Existing methods for gene expression prediction often rely excessively on extending DNA sequence length while neglecting the effective integration of proximal multimodal epigenomic signals, thereby introducing spurious associations. To address this limitation, this work proposes Prism, a novel framework that systematically models the distinct biological roles of diverse epigenomic signals. Prism characterizes background chromatin states through high-dimensional feature combinations to differentiate functional regulatory signals from nonspecific background noise and incorporates backdoor adjustment—a causal inference technique—to mitigate confounding effects. Remarkably, using only short DNA sequences, Prism achieves state-of-the-art performance in gene expression prediction, demonstrating that precise integration of multimodal epigenomic signals is superior to merely increasing sequence length.

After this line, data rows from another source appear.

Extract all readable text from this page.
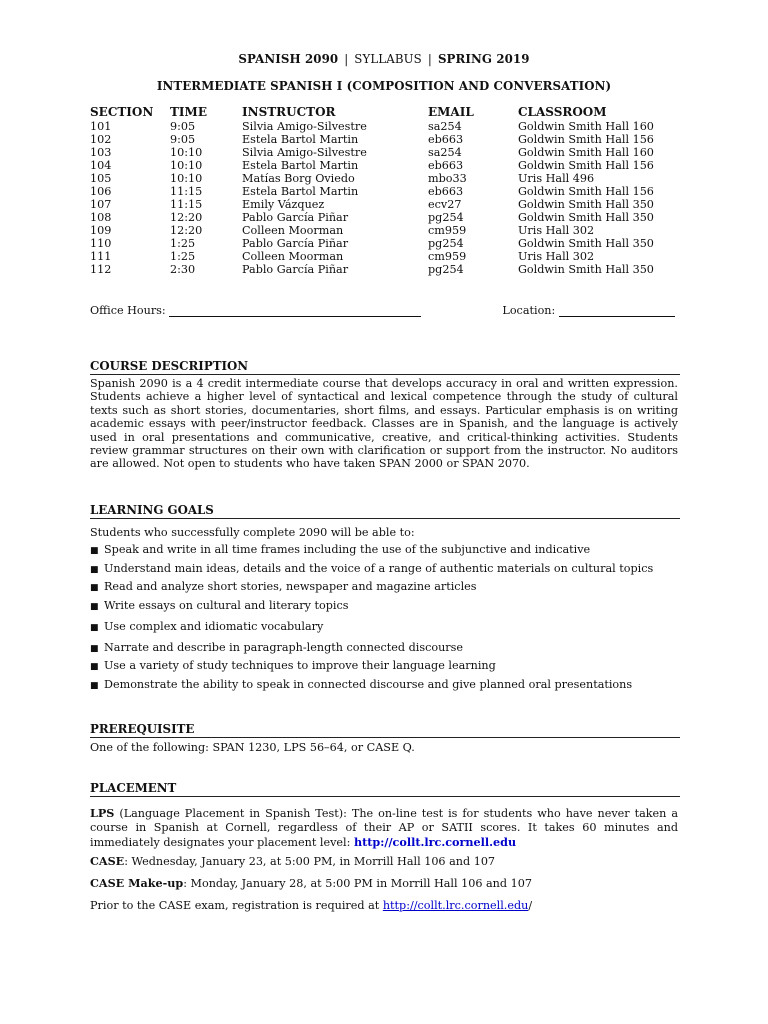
SPANISH 2090 | SYLLABUS | SPRING 2019
INTERMEDIATE SPANISH I (COMPOSITION AND CONVERSATION)
SECTION	TIME	INSTRUCTOR	EMAIL	CLASSROOM
101	9:05	Silvia Amigo-Silvestre	sa254	Goldwin Smith Hall 160
102	9:05	Estela Bartol Martin	eb663	Goldwin Smith Hall 156
103	10:10	Silvia Amigo-Silvestre	sa254	Goldwin Smith Hall 160
104	10:10	Estela Bartol Martin	eb663	Goldwin Smith Hall 156
105	10:10	Matías Borg Oviedo	mbo33	Uris Hall 496
106	11:15	Estela Bartol Martin	eb663	Goldwin Smith Hall 156
107	11:15	Emily Vázquez	ecv27	Goldwin Smith Hall 350
108	12:20	Pablo García Piñar	pg254	Goldwin Smith Hall 350
109	12:20	Colleen Moorman	cm959	Uris Hall 302
110	1:25	Pablo García Piñar	pg254	Goldwin Smith Hall 350
111	1:25	Colleen Moorman	cm959	Uris Hall 302
112	2:30	Pablo García Piñar	pg254	Goldwin Smith Hall 350
Office Hours:	Location:
COURSE DESCRIPTION
Spanish 2090 is a 4 credit intermediate course that develops accuracy in oral and written expression. Students achieve a higher level of syntactical and lexical competence through the study of cultural texts such as short stories, documentaries, short films, and essays. Particular emphasis is on writing academic essays with peer/instructor feedback. Classes are in Spanish, and the language is actively used in oral presentations and communicative, creative, and critical-thinking activities. Students review grammar structures on their own with clarification or support from the instructor. No auditors are allowed. Not open to students who have taken SPAN 2000 or SPAN 2070.
LEARNING GOALS
Students who successfully complete 2090 will be able to:
■ Speak and write in all time frames including the use of the subjunctive and indicative
■ Understand main ideas, details and the voice of a range of authentic materials on cultural topics
■ Read and analyze short stories, newspaper and magazine articles
■ Write essays on cultural and literary topics
■ Use complex and idiomatic vocabulary
■ Narrate and describe in paragraph-length connected discourse
■ Use a variety of study techniques to improve their language learning
■ Demonstrate the ability to speak in connected discourse and give planned oral presentations
PREREQUISITE
One of the following: SPAN 1230, LPS 56–64, or CASE Q.
PLACEMENT
LPS (Language Placement in Spanish Test): The on-line test is for students who have never taken a course in Spanish at Cornell, regardless of their AP or SATII scores. It takes 60 minutes and immediately designates your placement level: http://collt.lrc.cornell.edu
CASE: Wednesday, January 23, at 5:00 PM, in Morrill Hall 106 and 107
CASE Make-up: Monday, January 28, at 5:00 PM in Morrill Hall 106 and 107
Prior to the CASE exam, registration is required at http://collt.lrc.cornell.edu/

Gene expression prediction, which predicts mRNA expression levels from DNA sequences, presents significant challenges. Previous works often focus on extending input sequence length to locate distal enhancers, which may influence target genes from hundreds of kilobases away. Our work first reveals that for current models, long sequence modeling can decrease performance. Even carefully designed algorithms only mitigate the performance degradation caused by long sequences. Instead, we find that proximal multimodal epigenomic signals near target genes prove more essential. Hence we focus on how to better integrate these signals, which has been overlooked. We find that different signal types serve distinct biological roles, with some directly marking active regulatory elements while others reflect background chromatin patterns that may introduce confounding effects. Simple concatenation may lead models to develop spurious associations with these background patterns. To address this challenge, we propose Prism, a framework that learns multiple combinations of high-dimensional epigenomic features to represent distinct background chromatin states and uses backdoor adjustment to mitigate confounding effects. Our experimental results demonstrate that proper modeling of multimodal epigenomic signals achieves state-of-the-art performance using only short sequences for gene expression prediction.